Submitted by Dr. Misee Harris
My dad recited the same Bible verse, Matthew 26:26 every Sunday during Communion, “While they were eating, Jesus took bread, gave thanks and broke it, and gave it to his disciples, saying Take and eat, this is my body.” Soon after communion, that is when the offering plates were passed around and the real “bread” that my dad was mostly concerned with, was the giving. At the young age of 7, I had no idea that this hard earned money given by the people of the church was actually financing my brand new swing set, pool, sand box, and my brothers’ custom basketball court. I had become accustomed to this lifestyle. Nice presents for my birthday, big Christmases and shopping sprees. Mom always acted as if everything was just fine. She never skipped a beat. My life was as normal, if not better than, any other 7 year-old; at least that is what I thought.
I was 9 when my mom filed for divorce.
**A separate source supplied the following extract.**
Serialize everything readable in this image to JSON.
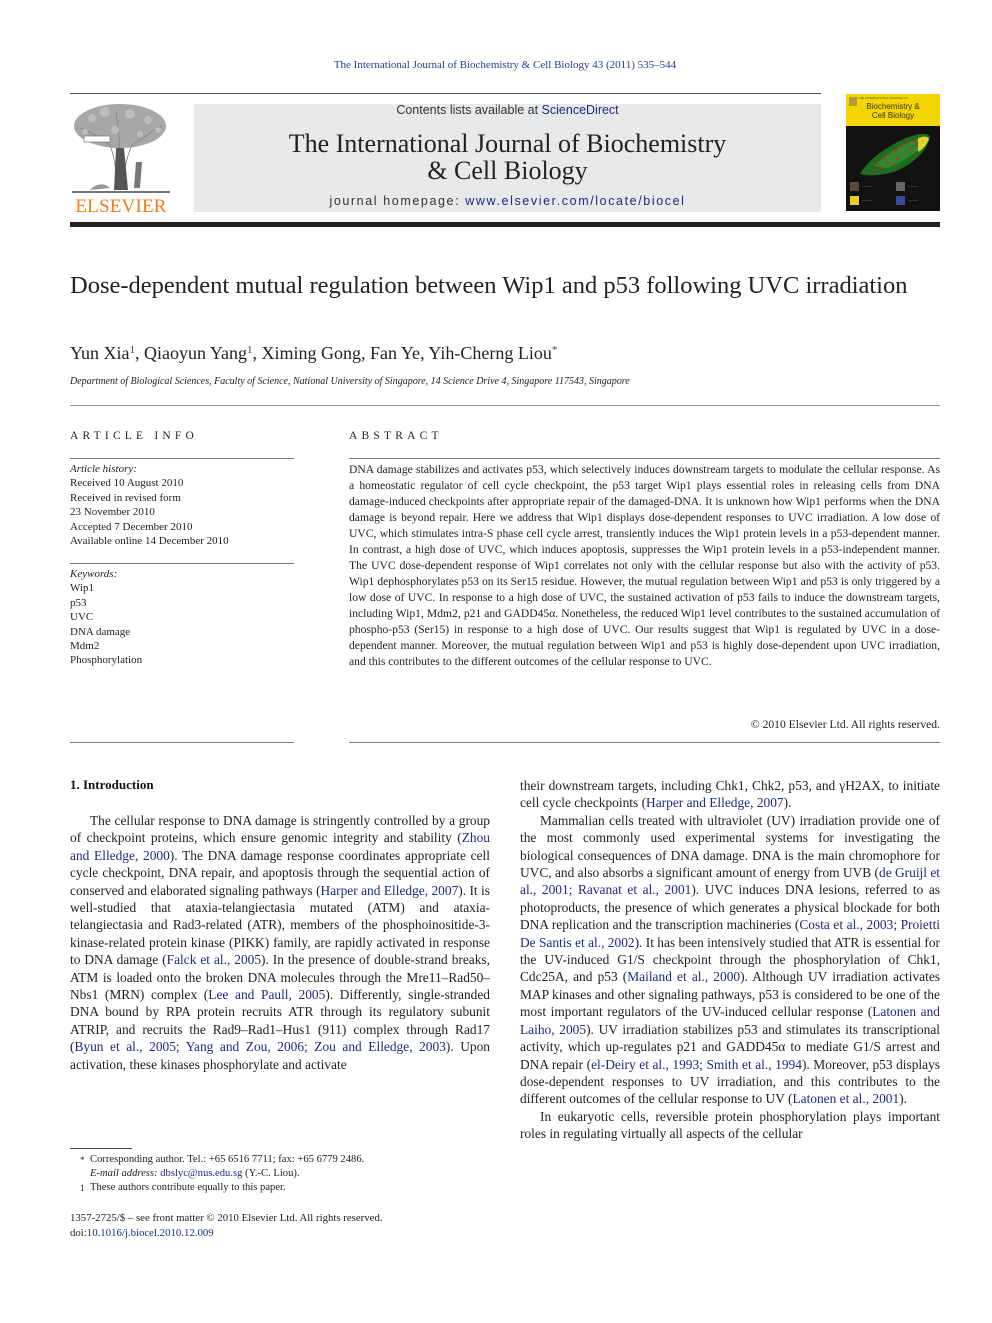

Things had progressed from bad to worse at my house. Mom started sleeping in my room at night, which really infuriated my dad. He was such a control freak. Everyone in the small town of Lewisburg, Tennessee, thought he was the best man ever. I mean he was the pastor after all and the most self-righteous man they had ever known.
It was a Sunday night when mom and I planned our great escape. Dad came in reeking of alcohol. He burst through the door in my bedroom and stood over my mother in a state of rage. I witnessed the entire thing. You see, I had started sleeping with a knife underneath my pillow out of fear that my dad would someday try to harm my mother. It was only a butter knife but I kid you not, the way I had planned to use it was to poke his eyeballs out if necessary. He then jerked my mother from the bed and demanded that she get out of the house. I jumped up and slid my feet into my house slippers and followed my dad as he pulled my mom out of my room and down the stairs. After had dragged her out of the house, he finally let her go and we ran up the road. It was a very dark, humid night and my newly pressed hair quickly turned into a large afro. I, with my pajamas on and my mother in her house coat, began the journey of leaving our lives as we knew it behind. When we stopped running to catch our breath, I turned around and looked back down the street. I could see my dad in the front yard ripping out all of the pages of my mother’s expensive nursing text books. My mom exclaimed, “We are never going back, never!” I was happy. I had grown tired of my dad being so controlling. I was so proud of my mom. She was in the process of finishing her nursing degree as well as trying to gain her independence.
We walked several miles until we made it to Renee’s house. Renee was one of my mom’s classmates in nursing school and, for the most part, knew everything that was going on in our house. She knew that my mom was ready to leave my dad. Renee welcomed us into her house and made a place for my mom and me to sleep. Mom braided my hair into two cornrows and reminded me that my nappy hair would not be an excuse to skip school and that I would be going to school the next day. Renee was Caucasian and definitely didn’t have a hot comb in her kitchen drawer, so the chances of getting my hair straightened was slim to none.
Mom and I were only able to stay at Renee’s house for a few days. My dad found out where we were, and kept vandalizing Renee’s car and mailbox. Mom couldn’t allow Renee’s family to be in danger so the only choice she had was for us to move into the projects.